The project planning and organisation followed the Environmental Approach to Urban Planning methodology (Approche Environnementale de l'Urbanisme, AEU) of the advising company ADEME. This approach started with exploration of the areas and the identification of strengths, weaknesses, risks and priorities with respect to climate change. This phase was followed by the development of a general master plan and four focus areas: (i) contractual provisions for property concession, (ii) construction of a geothermal heat network, (iii) improvement of certain sections such as water management, climate change and urban heat effect, and (iv) raising public awareness.
The involvement and consultation of many different stakeholders has also contributed to the project’s success, although it was also a major challenge to organise a project with so many parties. The coordination of different parties and discussions about their skills and limitations have improved the working process. The users have been involved in the development process in order to create public awareness and commitment.

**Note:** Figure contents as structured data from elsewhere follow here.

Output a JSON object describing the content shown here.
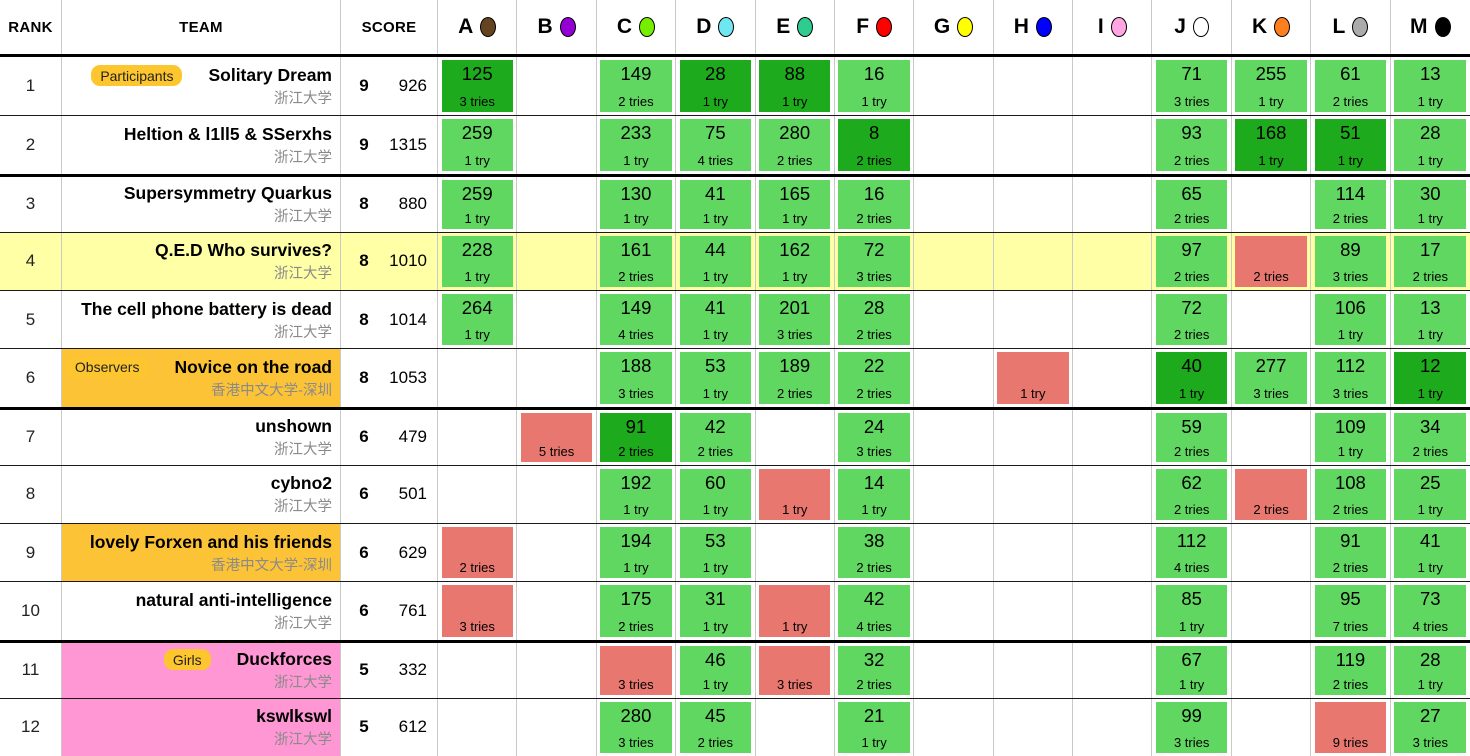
{
  "header": {
    "rank": "RANK",
    "team": "TEAM",
    "score": "SCORE",
    "problems": [
      {
        "label": "A",
        "color": "#654321"
      },
      {
        "label": "B",
        "color": "#9400D3"
      },
      {
        "label": "C",
        "color": "#76EE00"
      },
      {
        "label": "D",
        "color": "#6FE7F2"
      },
      {
        "label": "E",
        "color": "#2FCC8F"
      },
      {
        "label": "F",
        "color": "#FF0000"
      },
      {
        "label": "G",
        "color": "#FFFF00"
      },
      {
        "label": "H",
        "color": "#0000FF"
      },
      {
        "label": "I",
        "color": "#FFA6E3"
      },
      {
        "label": "J",
        "color": "#FFFFFF"
      },
      {
        "label": "K",
        "color": "#FF7F1E"
      },
      {
        "label": "L",
        "color": "#ABABAB"
      },
      {
        "label": "M",
        "color": "#000000"
      }
    ]
  },
  "colors": {
    "solved": "#60d760",
    "first": "#1daa1d",
    "failed": "#e8776f",
    "highlight": "#ffffa6",
    "observers": "#fcc336",
    "girls": "#ff97d5",
    "badge": "#fdc62e"
  },
  "rows": [
    {
      "rank": "1",
      "badge": "Participants",
      "name": "Solitary Dream",
      "affiliation": "浙江大学",
      "solved": "9",
      "penalty": "926",
      "category": null,
      "highlight": false,
      "cells": [
        {
          "time": "125",
          "tries": "3 tries",
          "state": "first"
        },
        null,
        {
          "time": "149",
          "tries": "2 tries",
          "state": "solved"
        },
        {
          "time": "28",
          "tries": "1 try",
          "state": "first"
        },
        {
          "time": "88",
          "tries": "1 try",
          "state": "first"
        },
        {
          "time": "16",
          "tries": "1 try",
          "state": "solved"
        },
        null,
        null,
        null,
        {
          "time": "71",
          "tries": "3 tries",
          "state": "solved"
        },
        {
          "time": "255",
          "tries": "1 try",
          "state": "solved"
        },
        {
          "time": "61",
          "tries": "2 tries",
          "state": "solved"
        },
        {
          "time": "13",
          "tries": "1 try",
          "state": "solved"
        }
      ]
    },
    {
      "rank": "2",
      "badge": null,
      "name": "Heltion & l1ll5 & SSerxhs",
      "affiliation": "浙江大学",
      "solved": "9",
      "penalty": "1315",
      "category": null,
      "highlight": false,
      "cells": [
        {
          "time": "259",
          "tries": "1 try",
          "state": "solved"
        },
        null,
        {
          "time": "233",
          "tries": "1 try",
          "state": "solved"
        },
        {
          "time": "75",
          "tries": "4 tries",
          "state": "solved"
        },
        {
          "time": "280",
          "tries": "2 tries",
          "state": "solved"
        },
        {
          "time": "8",
          "tries": "2 tries",
          "state": "first"
        },
        null,
        null,
        null,
        {
          "time": "93",
          "tries": "2 tries",
          "state": "solved"
        },
        {
          "time": "168",
          "tries": "1 try",
          "state": "first"
        },
        {
          "time": "51",
          "tries": "1 try",
          "state": "first"
        },
        {
          "time": "28",
          "tries": "1 try",
          "state": "solved"
        }
      ]
    },
    {
      "rank": "3",
      "badge": null,
      "name": "Supersymmetry Quarkus",
      "affiliation": "浙江大学",
      "solved": "8",
      "penalty": "880",
      "category": null,
      "highlight": false,
      "cells": [
        {
          "time": "259",
          "tries": "1 try",
          "state": "solved"
        },
        null,
        {
          "time": "130",
          "tries": "1 try",
          "state": "solved"
        },
        {
          "time": "41",
          "tries": "1 try",
          "state": "solved"
        },
        {
          "time": "165",
          "tries": "1 try",
          "state": "solved"
        },
        {
          "time": "16",
          "tries": "2 tries",
          "state": "solved"
        },
        null,
        null,
        null,
        {
          "time": "65",
          "tries": "2 tries",
          "state": "solved"
        },
        null,
        {
          "time": "114",
          "tries": "2 tries",
          "state": "solved"
        },
        {
          "time": "30",
          "tries": "1 try",
          "state": "solved"
        }
      ]
    },
    {
      "rank": "4",
      "badge": null,
      "name": "Q.E.D Who survives?",
      "affiliation": "浙江大学",
      "solved": "8",
      "penalty": "1010",
      "category": null,
      "highlight": true,
      "cells": [
        {
          "time": "228",
          "tries": "1 try",
          "state": "solved"
        },
        null,
        {
          "time": "161",
          "tries": "2 tries",
          "state": "solved"
        },
        {
          "time": "44",
          "tries": "1 try",
          "state": "solved"
        },
        {
          "time": "162",
          "tries": "1 try",
          "state": "solved"
        },
        {
          "time": "72",
          "tries": "3 tries",
          "state": "solved"
        },
        null,
        null,
        null,
        {
          "time": "97",
          "tries": "2 tries",
          "state": "solved"
        },
        {
          "time": "",
          "tries": "2 tries",
          "state": "failed"
        },
        {
          "time": "89",
          "tries": "3 tries",
          "state": "solved"
        },
        {
          "time": "17",
          "tries": "2 tries",
          "state": "solved"
        }
      ]
    },
    {
      "rank": "5",
      "badge": null,
      "name": "The cell phone battery is dead",
      "affiliation": "浙江大学",
      "solved": "8",
      "penalty": "1014",
      "category": null,
      "highlight": false,
      "cells": [
        {
          "time": "264",
          "tries": "1 try",
          "state": "solved"
        },
        null,
        {
          "time": "149",
          "tries": "4 tries",
          "state": "solved"
        },
        {
          "time": "41",
          "tries": "1 try",
          "state": "solved"
        },
        {
          "time": "201",
          "tries": "3 tries",
          "state": "solved"
        },
        {
          "time": "28",
          "tries": "2 tries",
          "state": "solved"
        },
        null,
        null,
        null,
        {
          "time": "72",
          "tries": "2 tries",
          "state": "solved"
        },
        null,
        {
          "time": "106",
          "tries": "1 try",
          "state": "solved"
        },
        {
          "time": "13",
          "tries": "1 try",
          "state": "solved"
        }
      ]
    },
    {
      "rank": "6",
      "badge": "Observers",
      "name": "Novice on the road",
      "affiliation": "香港中文大学-深圳",
      "solved": "8",
      "penalty": "1053",
      "category": "observers",
      "highlight": false,
      "cells": [
        null,
        null,
        {
          "time": "188",
          "tries": "3 tries",
          "state": "solved"
        },
        {
          "time": "53",
          "tries": "1 try",
          "state": "solved"
        },
        {
          "time": "189",
          "tries": "2 tries",
          "state": "solved"
        },
        {
          "time": "22",
          "tries": "2 tries",
          "state": "solved"
        },
        null,
        {
          "time": "",
          "tries": "1 try",
          "state": "failed"
        },
        null,
        {
          "time": "40",
          "tries": "1 try",
          "state": "first"
        },
        {
          "time": "277",
          "tries": "3 tries",
          "state": "solved"
        },
        {
          "time": "112",
          "tries": "3 tries",
          "state": "solved"
        },
        {
          "time": "12",
          "tries": "1 try",
          "state": "first"
        }
      ]
    },
    {
      "rank": "7",
      "badge": null,
      "name": "unshown",
      "affiliation": "浙江大学",
      "solved": "6",
      "penalty": "479",
      "category": null,
      "highlight": false,
      "cells": [
        null,
        {
          "time": "",
          "tries": "5 tries",
          "state": "failed"
        },
        {
          "time": "91",
          "tries": "2 tries",
          "state": "first"
        },
        {
          "time": "42",
          "tries": "2 tries",
          "state": "solved"
        },
        null,
        {
          "time": "24",
          "tries": "3 tries",
          "state": "solved"
        },
        null,
        null,
        null,
        {
          "time": "59",
          "tries": "2 tries",
          "state": "solved"
        },
        null,
        {
          "time": "109",
          "tries": "1 try",
          "state": "solved"
        },
        {
          "time": "34",
          "tries": "2 tries",
          "state": "solved"
        }
      ]
    },
    {
      "rank": "8",
      "badge": null,
      "name": "cybno2",
      "affiliation": "浙江大学",
      "solved": "6",
      "penalty": "501",
      "category": null,
      "highlight": false,
      "cells": [
        null,
        null,
        {
          "time": "192",
          "tries": "1 try",
          "state": "solved"
        },
        {
          "time": "60",
          "tries": "1 try",
          "state": "solved"
        },
        {
          "time": "",
          "tries": "1 try",
          "state": "failed"
        },
        {
          "time": "14",
          "tries": "1 try",
          "state": "solved"
        },
        null,
        null,
        null,
        {
          "time": "62",
          "tries": "2 tries",
          "state": "solved"
        },
        {
          "time": "",
          "tries": "2 tries",
          "state": "failed"
        },
        {
          "time": "108",
          "tries": "2 tries",
          "state": "solved"
        },
        {
          "time": "25",
          "tries": "1 try",
          "state": "solved"
        }
      ]
    },
    {
      "rank": "9",
      "badge": null,
      "name": "lovely Forxen and his friends",
      "affiliation": "香港中文大学-深圳",
      "solved": "6",
      "penalty": "629",
      "category": "observers",
      "highlight": false,
      "cells": [
        {
          "time": "",
          "tries": "2 tries",
          "state": "failed"
        },
        null,
        {
          "time": "194",
          "tries": "1 try",
          "state": "solved"
        },
        {
          "time": "53",
          "tries": "1 try",
          "state": "solved"
        },
        null,
        {
          "time": "38",
          "tries": "2 tries",
          "state": "solved"
        },
        null,
        null,
        null,
        {
          "time": "112",
          "tries": "4 tries",
          "state": "solved"
        },
        null,
        {
          "time": "91",
          "tries": "2 tries",
          "state": "solved"
        },
        {
          "time": "41",
          "tries": "1 try",
          "state": "solved"
        }
      ]
    },
    {
      "rank": "10",
      "badge": null,
      "name": "natural anti-intelligence",
      "affiliation": "浙江大学",
      "solved": "6",
      "penalty": "761",
      "category": null,
      "highlight": false,
      "cells": [
        {
          "time": "",
          "tries": "3 tries",
          "state": "failed"
        },
        null,
        {
          "time": "175",
          "tries": "2 tries",
          "state": "solved"
        },
        {
          "time": "31",
          "tries": "1 try",
          "state": "solved"
        },
        {
          "time": "",
          "tries": "1 try",
          "state": "failed"
        },
        {
          "time": "42",
          "tries": "4 tries",
          "state": "solved"
        },
        null,
        null,
        null,
        {
          "time": "85",
          "tries": "1 try",
          "state": "solved"
        },
        null,
        {
          "time": "95",
          "tries": "7 tries",
          "state": "solved"
        },
        {
          "time": "73",
          "tries": "4 tries",
          "state": "solved"
        }
      ]
    },
    {
      "rank": "11",
      "badge": "Girls",
      "name": "Duckforces",
      "affiliation": "浙江大学",
      "solved": "5",
      "penalty": "332",
      "category": "girls",
      "highlight": false,
      "cells": [
        null,
        null,
        {
          "time": "",
          "tries": "3 tries",
          "state": "failed"
        },
        {
          "time": "46",
          "tries": "1 try",
          "state": "solved"
        },
        {
          "time": "",
          "tries": "3 tries",
          "state": "failed"
        },
        {
          "time": "32",
          "tries": "2 tries",
          "state": "solved"
        },
        null,
        null,
        null,
        {
          "time": "67",
          "tries": "1 try",
          "state": "solved"
        },
        null,
        {
          "time": "119",
          "tries": "2 tries",
          "state": "solved"
        },
        {
          "time": "28",
          "tries": "1 try",
          "state": "solved"
        }
      ]
    },
    {
      "rank": "12",
      "badge": null,
      "name": "kswlkswl",
      "affiliation": "浙江大学",
      "solved": "5",
      "penalty": "612",
      "category": "girls",
      "highlight": false,
      "cells": [
        null,
        null,
        {
          "time": "280",
          "tries": "3 tries",
          "state": "solved"
        },
        {
          "time": "45",
          "tries": "2 tries",
          "state": "solved"
        },
        null,
        {
          "time": "21",
          "tries": "1 try",
          "state": "solved"
        },
        null,
        null,
        null,
        {
          "time": "99",
          "tries": "3 tries",
          "state": "solved"
        },
        null,
        {
          "time": "",
          "tries": "9 tries",
          "state": "failed"
        },
        {
          "time": "27",
          "tries": "3 tries",
          "state": "solved"
        }
      ]
    }
  ]
}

Finally, the project is supported by a monitoring and evaluation programme, in order to enable adaptive, flexible management, which is as a key factor in effective adaptation strategies according to the project’s report. This is most relevant for the urban heat system, because the optimal functioning of the system can only be investigated during its operation.
One of the limiting factors in the project was time management, due to the fact that before the start of the project there were still a few companies and private land owners in the area to be re-planned and re-designed. It cost more time than initially planned to organise the agreements with these land owners. As a solution for this time management issue, the project was divided in phases.